Nesta semana, a ONU lançou um relatório fazendo um alerta: um milhão de espécies podem ser extintas por causa do impacto da ação humana e o Brasil não ficou fora da lista.

Mas essa não foi a única notícia ruim. Por aqui, o bloqueio de 95% da verba para o clima, anunciado pelo Ministério do Meio Ambiente, coloca em xeque os esforços do país para fazer frente a um dos grandes desafios do futuro próximo.

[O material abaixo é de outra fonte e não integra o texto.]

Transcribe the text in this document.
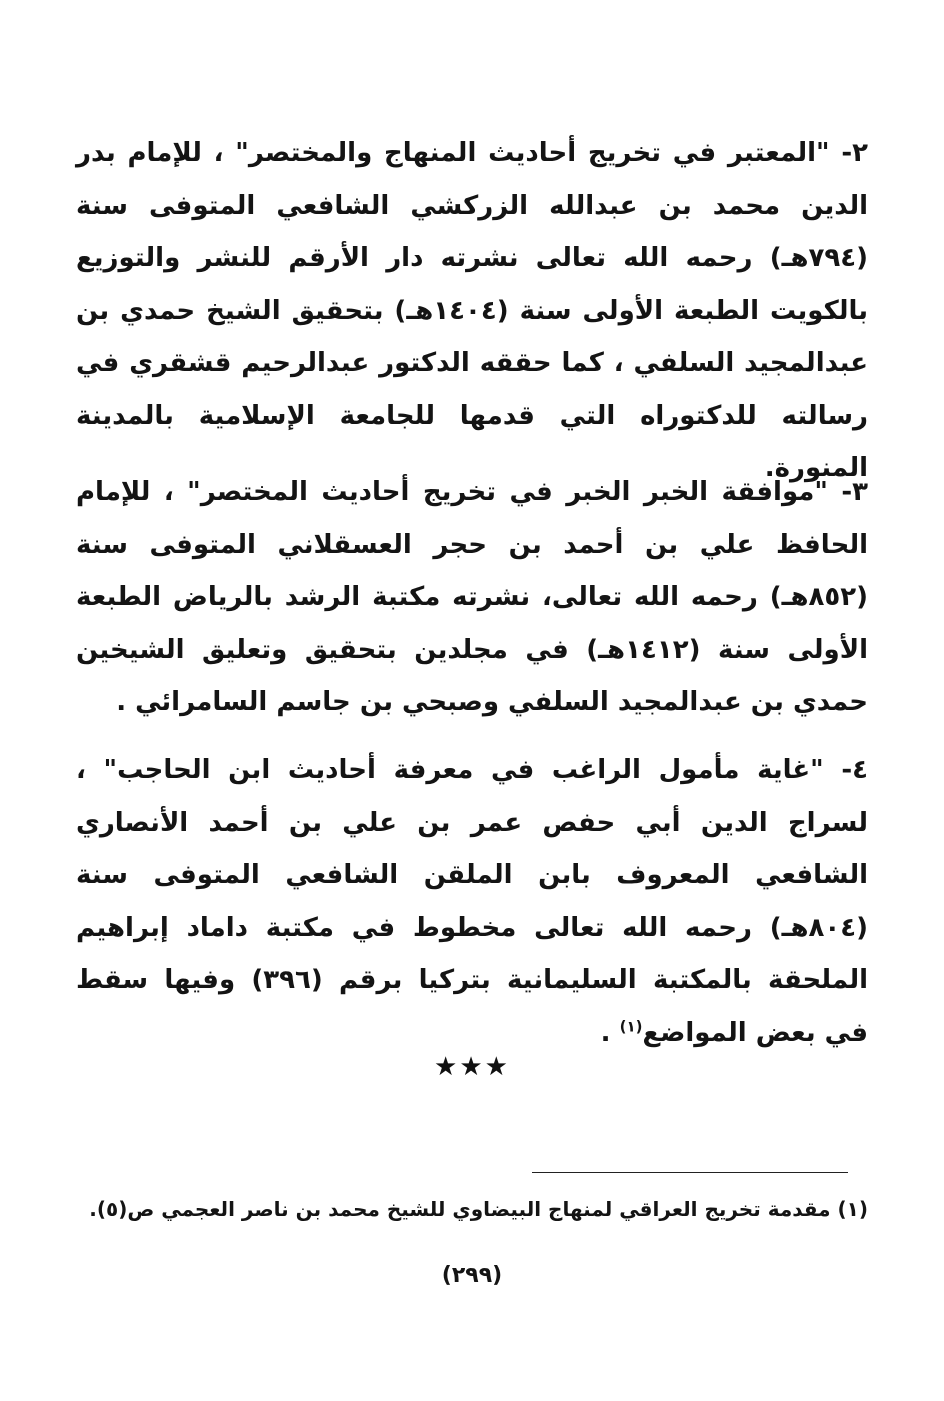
٢- "المعتبر في تخريج أحاديث المنهاج والمختصر" ، للإمام بدر الدين محمد بن عبدالله الزركشي الشافعي المتوفى سنة (٧٩٤هـ) رحمه الله تعالى نشرته دار الأرقم للنشر والتوزيع بالكويت الطبعة الأولى سنة (١٤٠٤هـ) بتحقيق الشيخ حمدي بن عبدالمجيد السلفي ، كما حققه الدكتور عبدالرحيم قشقري في رسالته للدكتوراه التي قدمها للجامعة الإسلامية بالمدينة المنورة.
٣- "موافقة الخبر الخبر في تخريج أحاديث المختصر" ، للإمام الحافظ علي بن أحمد بن حجر العسقلاني المتوفى سنة (٨٥٢هـ) رحمه الله تعالى، نشرته مكتبة الرشد بالرياض الطبعة الأولى سنة (١٤١٢هـ) في مجلدين بتحقيق وتعليق الشيخين حمدي بن عبدالمجيد السلفي وصبحي بن جاسم السامرائي .
٤- "غاية مأمول الراغب في معرفة أحاديث ابن الحاجب" ، لسراج الدين أبي حفص عمر بن علي بن أحمد الأنصاري الشافعي المعروف بابن الملقن الشافعي المتوفى سنة (٨٠٤هـ) رحمه الله تعالى مخطوط في مكتبة داماد إبراهيم الملحقة بالمكتبة السليمانية بتركيا برقم (٣٩٦) وفيها سقط في بعض المواضع$^{(١)}$ .
★★★
(١) مقدمة تخريج العراقي لمنهاج البيضاوي للشيخ محمد بن ناصر العجمي ص(٥).
(٢٩٩)
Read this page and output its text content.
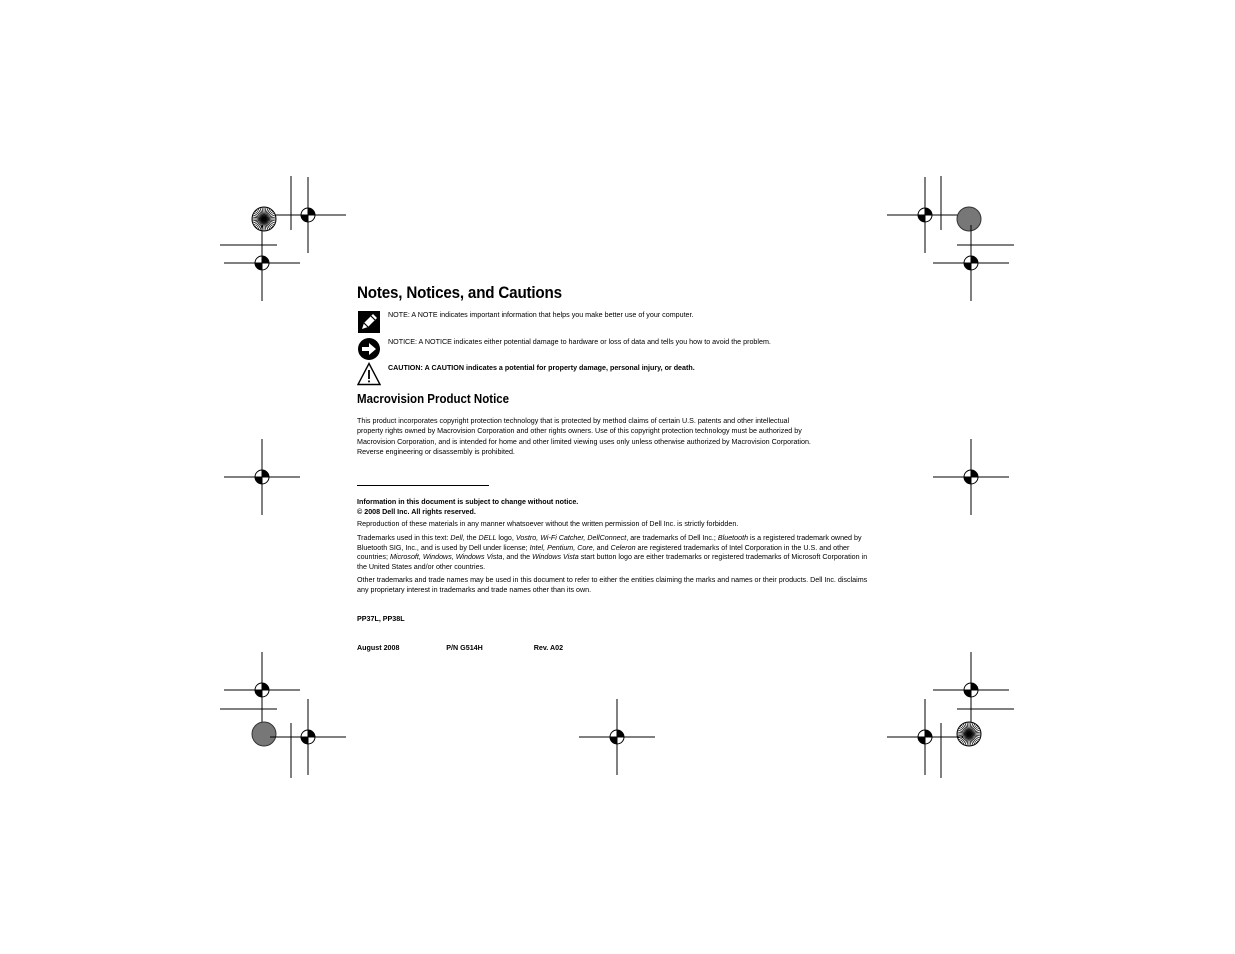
Notes, Notices, and Cautions
NOTE: A NOTE indicates important information that helps you make better use of your computer.
NOTICE: A NOTICE indicates either potential damage to hardware or loss of data and tells you how to avoid the problem.
CAUTION: A CAUTION indicates a potential for property damage, personal injury, or death.
Macrovision Product Notice
This product incorporates copyright protection technology that is protected by method claims of certain U.S. patents and other intellectual
property rights owned by Macrovision Corporation and other rights owners. Use of this copyright protection technology must be authorized by
Macrovision Corporation, and is intended for home and other limited viewing uses only unless otherwise authorized by Macrovision Corporation.
Reverse engineering or disassembly is prohibited.
Information in this document is subject to change without notice.
© 2008 Dell Inc. All rights reserved.
Reproduction of these materials in any manner whatsoever without the written permission of Dell Inc. is strictly forbidden.
Trademarks used in this text: Dell, the DELL logo, Vostro, Wi-Fi Catcher, DellConnect, are trademarks of Dell Inc.; Bluetooth is a registered trademark owned by Bluetooth SIG, Inc., and is used by Dell under license; Intel, Pentium, Core, and Celeron are registered trademarks of Intel Corporation in the U.S. and other countries; Microsoft, Windows, Windows Vista, and the Windows Vista start button logo are either trademarks or registered trademarks of Microsoft Corporation in the United States and/or other countries.
Other trademarks and trade names may be used in this document to refer to either the entities claiming the marks and names or their products. Dell Inc. disclaims any proprietary interest in trademarks and trade names other than its own.
PP37L, PP38L
August 2008	P/N G514H	Rev. A02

Para destacar a importância e a necessidade urgente de discutir as políticas ambientais do país e seus investimentos, escolhemos a PROTEÇÃO DO MEIO AMBIENTE como a #CausaDaSemana.

O estudo da ONU mostra que o meio ambiente está sendo degradado a uma velocidade sem precedentes e com “um impacto devastador, seja em terra, nos mares ou no céu”.

Só no Brasil, em 10 anos, mais de 700 espécies nativas entraram para a lista de animais sob ameaça de extinção.

Enquanto a notícia se espalhava, diversos cortes eram feitos no Ministério do Meio Ambiente. Os investimentos da pasta contra o aquecimento global foram os mais afetados. Dos R$ 11,8 milhões previstos para a reduzir de emissões, restaram menos de R$ 600 mil.

Para alguns, a medida pode ser considerada uma consequência de como o tema tem sido encarado pelo governo: como uma discussão política baseada na negação de evidências científicas.

A redução de verbas também deve afetar o Instituto Chico Mendes de Biodiversidade – que cuida das unidades de conservação florestal – e o Ibama, que licencia, fiscaliza, monitora e autoriza o uso de recursos naturais e mecanismos de controle ambiental.

As alterações voltaram a colocar em pauta também as normas para o licenciamento ambiental do país. Mais de 80 ONGs ligadas à área do meio ambiente divulgaram uma nota de repúdio à votação do Projeto de Lei (PL) que altera suas regras.

O medo é que a PL, que extingue a necessidade de autorização para boa parte das atividades agropecuárias e empreendimentos de infraestrutura, seja aprovada sem uma discussão.

Depois de tragédias como o rompimento das barragens em Mariana e em Brumadinho, a luta das ONGs é para que as regras do licenciamento ambiental do Brasil sejam tema de um amplo debate.

As medidas levaram vários ex-ministros da área a assinarem um manifesto criticando as políticas. Para eles, as ações podem enfraquecer os órgãos de fiscalização e prejudicar a preservação do meio ambiente.

As notícias não deixam dúvida que está na hora de nos comportarmos “como se a casa estivesse pegando fogo” – como alertou a ativista Greta Thunberg em discurso na cidade de Davos. Como em qualquer incêndio, não é possível resolver o problema sozinho.

É preciso ter consciência de que a preservação do meio ambiente vai muito além de apagar as luzes ou fechar as torneiras de casa. É preciso fazer mais e lembrar as autoridades que a conta por tamanho descaso será amargamente paga pelas futuras gerações.